CHP’nin Kumpasçılarla Mücadele Edeceğine Eminim

Son 20 yılın en tipik özelliğinin “Kumpas” olduğuna dikkat çeken Oran: “2002 ile 2023 arasına ‘Kumpas Devri’ desek yanılmış olmayız. Bugün, Türkiye’de yaşanan her olumsuzluğun arkasında bir kumpas var. Kaset Kumpasları, Yandaş Medya Kumpasları, İtibar Kumpasları,… CHP’nin

15 Mayıs’tan itibaren ‘Kumpas Devrini’ sonlandıracak bir düzen kurması gerektiğine inanıyorum. Bu derece kirli bir dönemin tüm ‘kumpasçıları’ bulunmalı. Böylece başka masumların da yıllarını çalamazlar.” dedi. 

CHP seçmenine de seslenen Oran: “Haklı olarak CHP yönetimine kızgın, kırgın olan CHP’nin öz evlatlarına sesleniyorum: Cumhuriyet tarihimizin en karanlık devrini kapatmak üzere mücadele ediyoruz.
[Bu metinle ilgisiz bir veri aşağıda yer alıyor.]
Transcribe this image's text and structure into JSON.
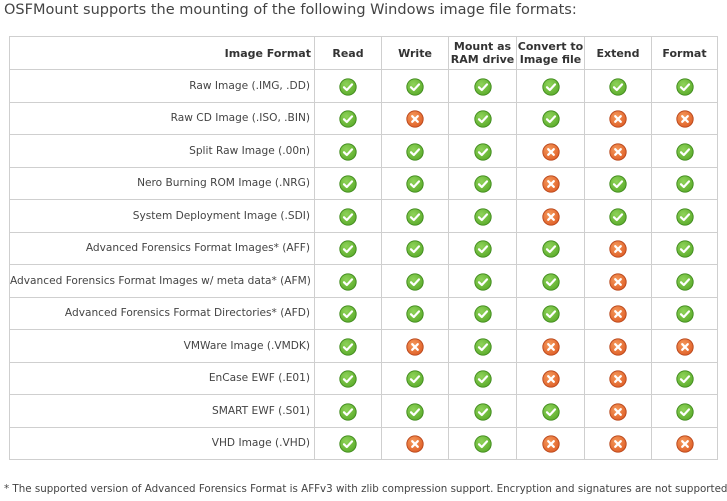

Atatürk’ün en büyük eseri ve emaneti olan  Türkiye Cumhuriyetini ve Cumhuriyet Halk Partisini yaşatmak ve  hep birlikte muasır medeniyet çizgisinin ötesine çıkararak Türkiyemizi aydınlık günlere taşımak için Mustafa Kemal’in her bir askerine ihtiyacımız var. Her biriniz önemlisiniz. Dayanışma içinde 14 Mayısa sahip çıkmalıyız. Eşimiz / dostumuzla büyük bir çoğunlukla seçimleri kazanmayı görev saymalıyız açıklamasında bulundu.

Özel Teşekkür

8 yıl süren hukuki mücadelemde bana her zaman güvenen ve benim yanımda olan başta eşim Tuna Oran’a ve aileme, çalışma arkadaşlarıma ve bu hukuk mücadelem süresince bilgisiyle, tecrübesiyle, azimle beni savunan duayen hukukçu Av.Turgut Kazan, Av.Aslı Kazan ve Av.Serdar Laçin’e teşekkür ederim.

Ayrıca, 2015 yılında bu kumpas ve linç kampanyası başladığında yanımda olan ancak bugün aramızda olmayan Av.Haluk Pekşen (Rahmetle anıyorum) ve Pekşen Hukuk Bürosu’nun değerli Avukatlarına da teşekkürü borç bilirim.